Suların, yüzyılların yorgunluğunu taşır
Ama hâlâ berraktır, hâlâ umut verir.
Her damlası bir şifa gibi akar
Taşların arasından,
Dualarla karışır, toprağa can olur.
Bir yaz sabahı uyanmak isterim orada,
Güneş, ayvaların üstünde ışıldarken.
Bir kınalı keklik ötüşüyle
Hatırlamak isterim çocuk gülüşlerini,
Analı babalı sofraların bereketini.
Senin yollarında ayak izim kaldı,
Ben nereye gitsem peşimde bir toz bulutu,
Bir hasret gölgesi,
Bir özlem türküsü.
Senin adınla yanar sazımın teli.
Ey köyüm,
Ey kalbimin en derin yeri,
Sen sadece bir toprak parçası değilsin;
Sen vatanın özü, insanın mayası,
İyiliğin, sabrın, çalışkanlığın simgesisin.
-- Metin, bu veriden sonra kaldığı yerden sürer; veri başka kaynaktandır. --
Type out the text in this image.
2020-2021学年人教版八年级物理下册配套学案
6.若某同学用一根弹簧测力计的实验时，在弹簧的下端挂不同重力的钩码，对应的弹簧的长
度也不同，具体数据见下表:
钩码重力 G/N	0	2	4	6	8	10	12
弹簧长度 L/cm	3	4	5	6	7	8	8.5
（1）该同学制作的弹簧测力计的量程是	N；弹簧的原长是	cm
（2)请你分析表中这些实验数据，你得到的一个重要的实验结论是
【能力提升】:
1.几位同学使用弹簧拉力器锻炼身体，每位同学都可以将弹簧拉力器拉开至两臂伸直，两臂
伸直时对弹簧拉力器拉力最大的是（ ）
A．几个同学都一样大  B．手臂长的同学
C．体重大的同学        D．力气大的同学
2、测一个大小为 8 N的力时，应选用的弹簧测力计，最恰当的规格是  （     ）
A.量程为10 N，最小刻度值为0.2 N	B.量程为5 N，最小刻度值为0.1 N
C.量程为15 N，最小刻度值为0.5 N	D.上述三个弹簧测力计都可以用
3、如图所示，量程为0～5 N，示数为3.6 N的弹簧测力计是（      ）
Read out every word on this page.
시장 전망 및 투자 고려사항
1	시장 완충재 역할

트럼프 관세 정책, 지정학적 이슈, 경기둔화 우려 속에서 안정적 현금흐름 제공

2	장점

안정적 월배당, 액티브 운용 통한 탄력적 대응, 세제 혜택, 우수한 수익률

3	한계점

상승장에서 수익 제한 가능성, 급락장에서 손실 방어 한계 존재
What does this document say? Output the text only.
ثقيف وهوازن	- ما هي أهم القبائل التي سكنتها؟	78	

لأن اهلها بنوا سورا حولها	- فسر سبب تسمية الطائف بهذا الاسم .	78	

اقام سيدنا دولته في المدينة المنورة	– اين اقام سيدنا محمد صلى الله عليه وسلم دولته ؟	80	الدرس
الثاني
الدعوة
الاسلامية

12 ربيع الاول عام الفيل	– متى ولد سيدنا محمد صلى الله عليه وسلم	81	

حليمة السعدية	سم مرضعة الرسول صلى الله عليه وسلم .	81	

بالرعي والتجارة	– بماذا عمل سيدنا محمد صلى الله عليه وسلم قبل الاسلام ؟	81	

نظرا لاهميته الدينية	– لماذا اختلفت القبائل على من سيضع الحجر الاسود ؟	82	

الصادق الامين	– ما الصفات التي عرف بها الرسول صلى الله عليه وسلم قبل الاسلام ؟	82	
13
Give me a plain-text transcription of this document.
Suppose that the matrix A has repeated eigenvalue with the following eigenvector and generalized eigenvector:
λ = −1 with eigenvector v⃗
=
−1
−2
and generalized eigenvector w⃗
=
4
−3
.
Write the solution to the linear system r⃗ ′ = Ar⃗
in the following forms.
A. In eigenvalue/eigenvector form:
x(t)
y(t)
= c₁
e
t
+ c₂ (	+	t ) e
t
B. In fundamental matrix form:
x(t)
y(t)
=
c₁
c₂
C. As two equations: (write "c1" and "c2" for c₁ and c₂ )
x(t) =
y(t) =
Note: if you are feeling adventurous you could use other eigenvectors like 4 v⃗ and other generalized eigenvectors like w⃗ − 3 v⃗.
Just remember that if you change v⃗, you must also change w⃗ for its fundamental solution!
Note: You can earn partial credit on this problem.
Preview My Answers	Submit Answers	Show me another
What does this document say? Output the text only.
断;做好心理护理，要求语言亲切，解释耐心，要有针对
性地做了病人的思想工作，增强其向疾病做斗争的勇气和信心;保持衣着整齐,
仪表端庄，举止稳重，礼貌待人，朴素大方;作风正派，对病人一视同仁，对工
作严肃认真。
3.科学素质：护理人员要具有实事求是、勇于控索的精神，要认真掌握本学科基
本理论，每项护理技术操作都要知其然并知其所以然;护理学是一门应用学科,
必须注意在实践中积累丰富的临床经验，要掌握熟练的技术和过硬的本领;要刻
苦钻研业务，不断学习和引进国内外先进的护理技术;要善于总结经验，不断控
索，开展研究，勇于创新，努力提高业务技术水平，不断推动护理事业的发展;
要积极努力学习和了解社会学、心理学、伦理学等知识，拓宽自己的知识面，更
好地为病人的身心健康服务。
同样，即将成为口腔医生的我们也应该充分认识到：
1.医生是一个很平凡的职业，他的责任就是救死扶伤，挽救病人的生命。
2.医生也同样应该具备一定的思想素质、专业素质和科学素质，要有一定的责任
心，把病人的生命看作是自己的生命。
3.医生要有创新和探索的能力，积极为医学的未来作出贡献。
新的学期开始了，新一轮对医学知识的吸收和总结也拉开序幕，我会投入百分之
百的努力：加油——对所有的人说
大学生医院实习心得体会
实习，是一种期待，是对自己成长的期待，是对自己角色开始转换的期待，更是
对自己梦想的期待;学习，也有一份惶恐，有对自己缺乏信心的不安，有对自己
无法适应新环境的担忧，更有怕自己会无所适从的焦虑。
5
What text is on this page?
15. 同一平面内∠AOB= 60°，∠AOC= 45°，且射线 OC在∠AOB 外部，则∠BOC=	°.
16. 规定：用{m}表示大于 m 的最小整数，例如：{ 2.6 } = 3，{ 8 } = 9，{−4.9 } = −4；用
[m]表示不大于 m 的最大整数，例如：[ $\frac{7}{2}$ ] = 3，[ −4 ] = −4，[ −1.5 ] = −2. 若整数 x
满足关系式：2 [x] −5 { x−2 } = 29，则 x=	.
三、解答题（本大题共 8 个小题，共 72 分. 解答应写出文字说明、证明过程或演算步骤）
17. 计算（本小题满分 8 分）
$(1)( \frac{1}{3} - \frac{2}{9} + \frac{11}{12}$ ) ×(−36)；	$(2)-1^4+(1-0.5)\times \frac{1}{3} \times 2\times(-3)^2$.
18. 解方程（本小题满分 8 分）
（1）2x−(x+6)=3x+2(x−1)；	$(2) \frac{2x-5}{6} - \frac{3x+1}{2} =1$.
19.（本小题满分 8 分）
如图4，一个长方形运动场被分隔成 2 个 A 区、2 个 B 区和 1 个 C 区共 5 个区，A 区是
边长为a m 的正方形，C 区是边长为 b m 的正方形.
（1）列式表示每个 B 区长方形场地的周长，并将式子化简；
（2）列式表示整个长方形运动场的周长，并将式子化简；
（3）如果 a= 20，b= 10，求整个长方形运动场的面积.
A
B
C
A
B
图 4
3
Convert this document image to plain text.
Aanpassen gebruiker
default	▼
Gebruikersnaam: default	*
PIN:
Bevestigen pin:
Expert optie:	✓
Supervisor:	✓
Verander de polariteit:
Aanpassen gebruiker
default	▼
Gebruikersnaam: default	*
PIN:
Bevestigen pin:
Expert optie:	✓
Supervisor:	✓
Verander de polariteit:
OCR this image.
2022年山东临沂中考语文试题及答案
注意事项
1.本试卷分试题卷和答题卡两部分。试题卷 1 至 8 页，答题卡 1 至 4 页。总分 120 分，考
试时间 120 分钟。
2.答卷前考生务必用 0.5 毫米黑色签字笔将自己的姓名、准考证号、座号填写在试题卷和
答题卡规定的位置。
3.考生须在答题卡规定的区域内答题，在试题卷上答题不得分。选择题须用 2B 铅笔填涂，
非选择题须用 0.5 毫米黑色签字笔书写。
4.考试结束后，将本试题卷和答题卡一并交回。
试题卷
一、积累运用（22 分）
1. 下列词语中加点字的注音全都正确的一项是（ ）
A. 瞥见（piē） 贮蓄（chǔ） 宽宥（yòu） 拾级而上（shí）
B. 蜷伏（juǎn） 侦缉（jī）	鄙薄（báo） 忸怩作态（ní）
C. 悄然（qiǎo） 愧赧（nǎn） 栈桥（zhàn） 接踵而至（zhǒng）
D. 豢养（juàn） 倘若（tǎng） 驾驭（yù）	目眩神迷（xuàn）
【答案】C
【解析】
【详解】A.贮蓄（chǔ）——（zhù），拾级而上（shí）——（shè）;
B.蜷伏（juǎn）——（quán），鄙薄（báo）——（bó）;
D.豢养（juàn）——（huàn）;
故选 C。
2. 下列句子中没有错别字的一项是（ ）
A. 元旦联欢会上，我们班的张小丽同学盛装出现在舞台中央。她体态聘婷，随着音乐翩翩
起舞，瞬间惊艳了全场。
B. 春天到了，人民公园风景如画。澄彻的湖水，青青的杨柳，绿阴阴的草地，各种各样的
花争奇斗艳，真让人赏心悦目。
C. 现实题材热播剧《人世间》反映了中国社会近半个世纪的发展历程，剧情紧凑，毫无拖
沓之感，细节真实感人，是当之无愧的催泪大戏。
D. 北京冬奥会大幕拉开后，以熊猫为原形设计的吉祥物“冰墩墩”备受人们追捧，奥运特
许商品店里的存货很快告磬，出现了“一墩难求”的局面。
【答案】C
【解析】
Bir gün suların baraj olur,
Dağların ses verir dünyaya,
Ve sen, küçücük bir köy değil artık,
Bir destanın baş kahramanı olursun.
Ozan Güner der ki:
“Bir ömür geçse de uzaklarda,
Yaylacık’ın rüzgârı eser içimde.
Köyüm, toprağım, anılarım,
Ben sende varım,
Sen bende ölümsüzsün.”
Ozan Güner Kaymak
Amsterdam 26.10.2025
5.0
100% (2)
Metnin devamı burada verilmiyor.